John Lewis boss defends 'greedy' supplier deal

The chief executive of John Lewis stores has come out in defence of a new contract with the firm's suppliers that makes them pay a rebate if a product flies off the shelves.

by Michael Northcott
Last Updated: 19 Aug 2013

Andy Street, the boss of the John Lewis stores division of the wider John Lewis Partnership, today defended his company’s new contract with suppliers, which forces them to pay a rebate if their products reach a certain popularity threshold in John Lewis or Waitrose stores. 

Speaking on the BBC’s Radio 4 Today programme, he said that the setup was ‘absolutely fair’ and was normal in retail businesses. He said: ‘What we’re actually doing is sharing the success of the business. 

‘It’s what retailers have done all the time. What we’re saying to suppliers who we’ve worked with for many, many years is that we will share the success together. We will grow the business. If we don’t grow the business together, there’s absolutely no change in terms.’

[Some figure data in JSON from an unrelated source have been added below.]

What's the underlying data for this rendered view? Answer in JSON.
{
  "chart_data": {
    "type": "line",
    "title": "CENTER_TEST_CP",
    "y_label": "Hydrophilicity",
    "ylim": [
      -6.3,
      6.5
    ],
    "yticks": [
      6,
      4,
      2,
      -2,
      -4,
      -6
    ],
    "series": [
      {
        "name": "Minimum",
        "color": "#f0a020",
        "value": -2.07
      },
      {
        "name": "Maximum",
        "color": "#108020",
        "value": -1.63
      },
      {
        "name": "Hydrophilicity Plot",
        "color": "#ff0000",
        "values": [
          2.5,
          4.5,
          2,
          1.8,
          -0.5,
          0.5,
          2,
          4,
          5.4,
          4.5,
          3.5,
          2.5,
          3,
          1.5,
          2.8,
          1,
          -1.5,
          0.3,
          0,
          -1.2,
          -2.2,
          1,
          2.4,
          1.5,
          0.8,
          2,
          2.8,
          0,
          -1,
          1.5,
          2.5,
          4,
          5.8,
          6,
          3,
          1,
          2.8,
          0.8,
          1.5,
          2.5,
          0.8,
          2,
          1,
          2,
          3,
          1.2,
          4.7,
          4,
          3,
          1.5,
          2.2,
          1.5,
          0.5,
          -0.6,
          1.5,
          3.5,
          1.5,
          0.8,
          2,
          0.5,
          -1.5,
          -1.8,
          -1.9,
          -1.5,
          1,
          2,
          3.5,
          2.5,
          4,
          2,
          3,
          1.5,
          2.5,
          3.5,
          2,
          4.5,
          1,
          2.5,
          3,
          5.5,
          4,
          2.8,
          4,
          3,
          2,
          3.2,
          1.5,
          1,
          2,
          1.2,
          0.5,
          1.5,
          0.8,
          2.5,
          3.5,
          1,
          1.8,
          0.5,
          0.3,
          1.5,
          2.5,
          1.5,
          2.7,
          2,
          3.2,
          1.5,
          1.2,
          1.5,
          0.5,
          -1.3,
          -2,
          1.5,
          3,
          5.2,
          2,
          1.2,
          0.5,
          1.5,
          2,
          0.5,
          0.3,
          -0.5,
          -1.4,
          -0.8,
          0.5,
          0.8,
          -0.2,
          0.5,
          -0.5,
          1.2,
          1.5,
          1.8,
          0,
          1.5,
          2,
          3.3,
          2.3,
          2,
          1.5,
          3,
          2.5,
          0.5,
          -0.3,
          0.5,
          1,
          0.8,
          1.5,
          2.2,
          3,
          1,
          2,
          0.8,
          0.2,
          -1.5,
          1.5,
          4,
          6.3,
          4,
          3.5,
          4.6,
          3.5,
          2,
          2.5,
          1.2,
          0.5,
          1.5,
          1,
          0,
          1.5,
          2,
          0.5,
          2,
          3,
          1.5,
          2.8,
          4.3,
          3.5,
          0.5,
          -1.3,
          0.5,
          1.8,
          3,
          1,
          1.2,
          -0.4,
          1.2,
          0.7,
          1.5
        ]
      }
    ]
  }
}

So what does 'sharing the success together' look like, in his books? Well, suppliers whose products are flying off the shelves are effectively required to offer lower wholesale prices when the popularity becomes apparent. It means that a suppliers’ invoice must be reduced by 0.75% if sales grow by between 5% and 9.9%, or up to a 5.25% reduction if sales grow by over 50%. 

JLP insists that growing sales can be largely attributed to the investment it makes in its stores, its marketing and improvements to customer service. To us, it sounds like the firm has fair terms when the contract is first signed, and then wants to improve its own margin if the sales really sail. 

Punters buy in to John Lewis at least partly because they believe it treats its suppliers with more respect than some rival chains. PR own-goals like this will make them question that belief. When you're in a hole, John Lewis, stop digging.